Lynne, Point Lobos, 1956 
The Mast, Cannery Row, 1968
Cactus, 1958
Bullock began introducing the human figure into his landscape photography in the 1950s, and this proved to be instrumental in developing his own unique voice as an artist. What emerged was a vision of human beings nested within a natural world that is at once wondrous and mysterious.
Woman and Dog in Forest, 1953
Bullock said that by photographing figures within his landscapes “I stopped thinking in terms of objects. I was seeing things instead as dynamic events, unique in their own beings yet also related and existing together within a universal context of energy and change.”
Child and the Unknown, 1955
Bullock’s pictures are both tied to a particular time and place while at the same time speaking in universal terms.
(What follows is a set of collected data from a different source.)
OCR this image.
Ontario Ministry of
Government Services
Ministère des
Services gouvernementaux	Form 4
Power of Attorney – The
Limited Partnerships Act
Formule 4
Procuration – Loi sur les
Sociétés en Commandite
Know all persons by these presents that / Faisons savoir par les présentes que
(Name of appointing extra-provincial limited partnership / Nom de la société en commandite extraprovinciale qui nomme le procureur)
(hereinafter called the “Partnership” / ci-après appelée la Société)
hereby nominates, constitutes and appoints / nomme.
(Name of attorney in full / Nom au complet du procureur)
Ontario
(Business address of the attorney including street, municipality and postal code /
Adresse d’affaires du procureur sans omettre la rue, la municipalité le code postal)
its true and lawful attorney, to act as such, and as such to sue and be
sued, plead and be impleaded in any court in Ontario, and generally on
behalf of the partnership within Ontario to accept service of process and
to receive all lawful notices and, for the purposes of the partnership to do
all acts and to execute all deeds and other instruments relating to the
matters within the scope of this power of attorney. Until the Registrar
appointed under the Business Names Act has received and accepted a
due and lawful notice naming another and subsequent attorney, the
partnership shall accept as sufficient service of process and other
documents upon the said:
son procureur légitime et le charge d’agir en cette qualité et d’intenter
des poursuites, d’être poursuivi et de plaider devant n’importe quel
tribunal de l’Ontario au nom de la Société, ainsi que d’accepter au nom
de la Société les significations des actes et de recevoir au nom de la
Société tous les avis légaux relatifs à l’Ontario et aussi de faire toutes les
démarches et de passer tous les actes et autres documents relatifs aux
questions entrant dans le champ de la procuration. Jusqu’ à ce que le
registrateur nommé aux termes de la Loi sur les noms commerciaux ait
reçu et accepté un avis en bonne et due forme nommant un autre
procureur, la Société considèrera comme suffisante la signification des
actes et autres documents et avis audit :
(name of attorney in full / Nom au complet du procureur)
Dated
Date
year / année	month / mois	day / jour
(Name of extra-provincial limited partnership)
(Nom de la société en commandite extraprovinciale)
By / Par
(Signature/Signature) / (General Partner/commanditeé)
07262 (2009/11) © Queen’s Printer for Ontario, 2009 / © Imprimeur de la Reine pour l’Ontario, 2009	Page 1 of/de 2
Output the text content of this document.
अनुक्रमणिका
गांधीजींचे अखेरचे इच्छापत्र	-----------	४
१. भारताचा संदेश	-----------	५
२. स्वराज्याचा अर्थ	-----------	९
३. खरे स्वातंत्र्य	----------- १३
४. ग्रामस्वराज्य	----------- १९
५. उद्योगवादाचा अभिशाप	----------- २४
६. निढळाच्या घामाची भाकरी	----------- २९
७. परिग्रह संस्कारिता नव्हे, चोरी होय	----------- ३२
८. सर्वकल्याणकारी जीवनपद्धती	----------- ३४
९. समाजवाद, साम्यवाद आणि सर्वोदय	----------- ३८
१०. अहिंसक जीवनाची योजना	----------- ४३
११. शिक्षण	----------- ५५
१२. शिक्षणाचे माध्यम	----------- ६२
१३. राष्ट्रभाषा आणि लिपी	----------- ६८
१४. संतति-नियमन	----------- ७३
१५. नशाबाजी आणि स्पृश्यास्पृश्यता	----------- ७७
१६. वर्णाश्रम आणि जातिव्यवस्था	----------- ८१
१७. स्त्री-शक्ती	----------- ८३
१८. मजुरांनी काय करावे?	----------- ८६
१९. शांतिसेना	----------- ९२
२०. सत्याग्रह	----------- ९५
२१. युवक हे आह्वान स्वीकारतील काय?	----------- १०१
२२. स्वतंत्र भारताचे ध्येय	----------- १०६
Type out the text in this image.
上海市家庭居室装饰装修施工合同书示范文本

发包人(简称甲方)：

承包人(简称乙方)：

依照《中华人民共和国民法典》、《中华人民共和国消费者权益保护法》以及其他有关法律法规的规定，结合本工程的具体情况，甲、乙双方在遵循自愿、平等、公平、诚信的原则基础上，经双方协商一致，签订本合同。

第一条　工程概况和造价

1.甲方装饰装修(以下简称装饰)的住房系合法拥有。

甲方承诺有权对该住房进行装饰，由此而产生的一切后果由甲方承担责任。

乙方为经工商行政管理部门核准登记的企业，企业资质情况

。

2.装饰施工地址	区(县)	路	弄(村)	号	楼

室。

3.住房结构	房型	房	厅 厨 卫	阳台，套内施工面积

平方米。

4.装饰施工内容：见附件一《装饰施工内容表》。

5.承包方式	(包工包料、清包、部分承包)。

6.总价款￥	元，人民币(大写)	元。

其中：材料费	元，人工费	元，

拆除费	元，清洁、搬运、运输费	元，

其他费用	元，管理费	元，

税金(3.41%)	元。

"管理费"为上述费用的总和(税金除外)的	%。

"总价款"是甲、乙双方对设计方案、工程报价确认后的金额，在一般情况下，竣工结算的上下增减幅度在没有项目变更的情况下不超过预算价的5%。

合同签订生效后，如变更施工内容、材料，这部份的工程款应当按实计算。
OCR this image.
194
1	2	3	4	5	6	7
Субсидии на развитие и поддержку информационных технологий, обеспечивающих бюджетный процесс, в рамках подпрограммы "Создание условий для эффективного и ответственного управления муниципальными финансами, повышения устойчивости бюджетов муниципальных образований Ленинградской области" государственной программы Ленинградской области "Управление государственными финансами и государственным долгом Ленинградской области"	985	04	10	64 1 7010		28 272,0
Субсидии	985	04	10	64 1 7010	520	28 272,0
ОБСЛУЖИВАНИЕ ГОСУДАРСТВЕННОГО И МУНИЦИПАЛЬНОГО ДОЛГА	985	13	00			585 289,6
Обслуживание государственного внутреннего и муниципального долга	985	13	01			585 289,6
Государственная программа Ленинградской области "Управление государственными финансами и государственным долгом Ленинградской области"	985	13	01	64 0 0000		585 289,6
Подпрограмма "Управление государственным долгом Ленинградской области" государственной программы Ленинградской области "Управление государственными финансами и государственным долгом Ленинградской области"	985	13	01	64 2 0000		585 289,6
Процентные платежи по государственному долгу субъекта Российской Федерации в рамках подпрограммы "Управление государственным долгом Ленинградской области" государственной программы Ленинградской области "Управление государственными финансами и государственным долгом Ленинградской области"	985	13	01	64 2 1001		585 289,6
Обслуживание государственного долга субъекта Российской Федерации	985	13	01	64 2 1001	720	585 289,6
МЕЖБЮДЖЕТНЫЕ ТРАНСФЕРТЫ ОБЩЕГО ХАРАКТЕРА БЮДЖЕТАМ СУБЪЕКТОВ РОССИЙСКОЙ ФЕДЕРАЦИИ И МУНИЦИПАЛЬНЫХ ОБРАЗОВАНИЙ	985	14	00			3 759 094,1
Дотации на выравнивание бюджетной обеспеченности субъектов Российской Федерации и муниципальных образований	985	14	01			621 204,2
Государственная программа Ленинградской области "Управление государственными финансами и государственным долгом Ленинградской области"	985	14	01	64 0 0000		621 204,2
His embrace of nature as a source of profound truths is indelibly linked to the artistic communities that were drawn to the rugged beauty of the coastal landscape around Big Sur in California.
Point Lobos Rock, 1970
Rock, 1971
Woman on Dunes, 1972
On this Earth Day Wynn Bullock’s photographs offer us wise counsel — suggesting that to seek to understand nature is to seek to understand ourselves, and that true harmony is embracing the truth that we are one and the same thing.